The US and Japan, however, bear primary responsibility for upending the status quo in the East China Sea. Under US President Obama, longstanding, but minor territorial disputes between China and various other countries in the region were inflamed and turned into pressure points on Beijing.
In 2012, while the Democratic Party of Japan was in office, Tokyo “nationalized” the Senkaku/Diaoyu Islands by purchasing them from their private owner, which sharply raised tensions with Beijing.
Furthermore, Tokyo has militarized the region in the past five years, dispatching a radar station to Yonaguni Island and constructing bases with missile batteries on Ishigaki, Miyako, and Amami-Oshima, all of which surround the Senkakus/Diaoyus.
The statements from Tokyo and Washington are dripping with hypocrisy. China is regularly denounced for supposedly attempting to prevent “freedom of navigation” in the South China Sea, with the US conducting operations in waters claimed by China since 2015 under the Obama administration. When Chinese vessels or aircraft sail near Japanese waters, however, it is deemed a threat.
Last week, warships from the US, Japan, Australia, and India (the Quad—Quadrilateral Security Dialogue) held co-ordinated naval war games in the region. The US conducted exercises in the Philippine Sea with Japan and Australia, which neighbors the South China Sea, while also holding joint exercises with India near the Malacca Strait, a key sea lane and “choke point” for shipping.
Patrick Cronin, the Asia-Pacific security chair at the Hudson Institute, stated: “The international naval exercises underway in the Indo-Pacific are just the latest demonstration of India, Australia, and Japan shedding prior inhibitions about multilateral military maneuvers.” In other words, the three countries are more and more falling into line with the US war drive in the region against China.

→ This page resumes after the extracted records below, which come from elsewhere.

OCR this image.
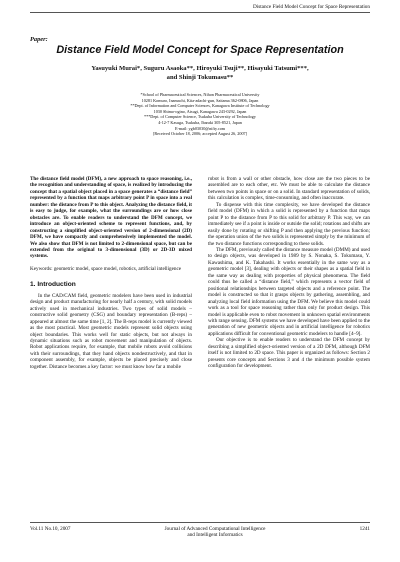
Distance Field Model Concept for Space Representation
Paper:
Distance Field Model Concept for Space Representation
Yasuyuki Murai*, Suguru Asaoka**, Hiroyuki Tsuji**, Hisayuki Tatsumi***,
and Shinji Tokumasu**
*School of Pharmaceutical Sciences, Nihon Pharmaceutical University
10281 Komuro, Inamachi, Kita-adachi-gun, Saitama 362-0806, Japan
**Dept. of Information and Computer Sciences, Kanagawa Institute of Technology
1030 Shimo-ogino, Atsugi, Kanagawa 243-0292, Japan
***Dept. of Computer Science, Tsukuba University of Technology
4-12-7 Kasuga, Tsukuba, Ibaraki 305-8521, Japan
E-mail: ygb03030@nifty.com
[Received October 18, 2006; accepted August 26, 2007]

The distance field model (DFM), a new approach to space reasoning, i.e., the recognition and understanding of space, is realized by introducing the concept that a spatial object placed in a space generates a “distance field” represented by a function that maps arbitrary point P in space into a real number: the distance from P to this object. Analyzing the distance field, it is easy to judge, for example, what the surroundings are or how close obstacles are. To enable readers to understand the DFM concept, we introduce an object-oriented scheme to represent functions, and, by constructing a simplified object-oriented version of 2-dimensional (2D) DFM, we have compactly and comprehensively implemented the model. We also show that DFM is not limited to 2-dimensional space, but can be extended from the original to 3-dimensional (3D) or 2D-3D mixed systems.

Keywords: geometric model, space model, robotics, artificial intelligence

1. Introduction

In the CAD/CAM field, geometric modelers have been used in industrial design and product manufacturing for nearly half a century, with solid models actively used in mechanical industries. Two types of solid models – constructive solid geometry (CSG) and boundary representation (B-reps) – appeared at almost the same time [1, 2]. The B-reps model is currently viewed as the most practical. Most geometric models represent solid objects using object boundaries. This works well for static objects, but not always in dynamic situations such as robot movement and manipulation of objects. Robot applications require, for example, that mobile robots avoid collisions with their surroundings, that they hand objects nondestructively, and that in component assembly, for example, objects be placed precisely and close together. Distance becomes a key factor: we must know how far a mobile

robot is from a wall or other obstacle, how close are the two pieces to be assembled are to each other, etc. We must be able to calculate the distance between two points in space or on a solid. In standard representation of solids, this calculation is complex, time-consuming, and often inaccurate.

To dispense with this time complexity, we have developed the distance field model (DFM) in which a solid is represented by a function that maps point P to the distance from P to this solid for arbitrary P. This way, we can immediately see if a point is inside or outside the solid; rotations and shifts are easily done by rotating or shifting P and then applying the previous function; the operation union of the two solids is represented simply by the minimum of the two distance functions corresponding to these solids.

The DFM, previously called the distance measure model (DMM) and used to design objects, was developed in 1989 by S. Nonaka, S. Tokumasu, Y. Kawashima, and K. Takahashi. It works essentially in the same way as a geometric model [3], dealing with objects or their shapes as a spatial field in the same way as dealing with properties of physical phenomena. The field could thus be called a “distance field,” which represents a vector field of positional relationships between targeted objects and a reference point. The model is constructed so that it grasps objects by gathering, assembling, and analyzing local field information using the DFM. We believe this model could work as a tool for space reasoning rather than only for product design. This model is applicable even to robot movement in unknown spatial environments with range sensing. DFM systems we have developed have been applied to the generation of new geometric objects and in artificial intelligence for robotics applications difficult for conventional geometric modelers to handle [4–9].

Our objective is to enable readers to understand the DFM concept by describing a simplified object-oriented version of a 2D DFM, although DFM itself is not limited to 2D space. This paper is organized as follows: Section 2 presents core concepts and Sections 3 and 4 the minimum possible system configuration for development.

Vol.11 No.10, 2007	Journal of Advanced Computational Intelligence
and Intelligent Informatics
1241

Washington has also perpetuated the lie that Beijing is responsible for the COVID-19 pandemic by releasing the virus from a Wuhan laboratory; provocatively ordered the closure of China’s Houston consulate with unproven claims of Chinese spying; backed India in its recent border dispute with China; and drawn closer to Taiwan, threatening to overturn the “One China” policy that formally recognizes the island as a part of China.
The danger of conflict breaking out is growing. Last week, US Secretary of State Mike Pompeo made the case for war with China, stating “we can never go back to the status quo.” The “old paradigm of blind engagement with China” had to be replaced with a new strategy in which the “free world” ends China’s “new tyranny,” he declared.
Washington and Tokyo mix their condemnations of Beijing with professions of concern for regions like Hong Kong and Xinjiang. Their aim has nothing to do with human rights, but is to isolate Beijing and prepare for war as a means of subordinating and undermining a potential rival and deflecting from the immense social and economic crises they face at home.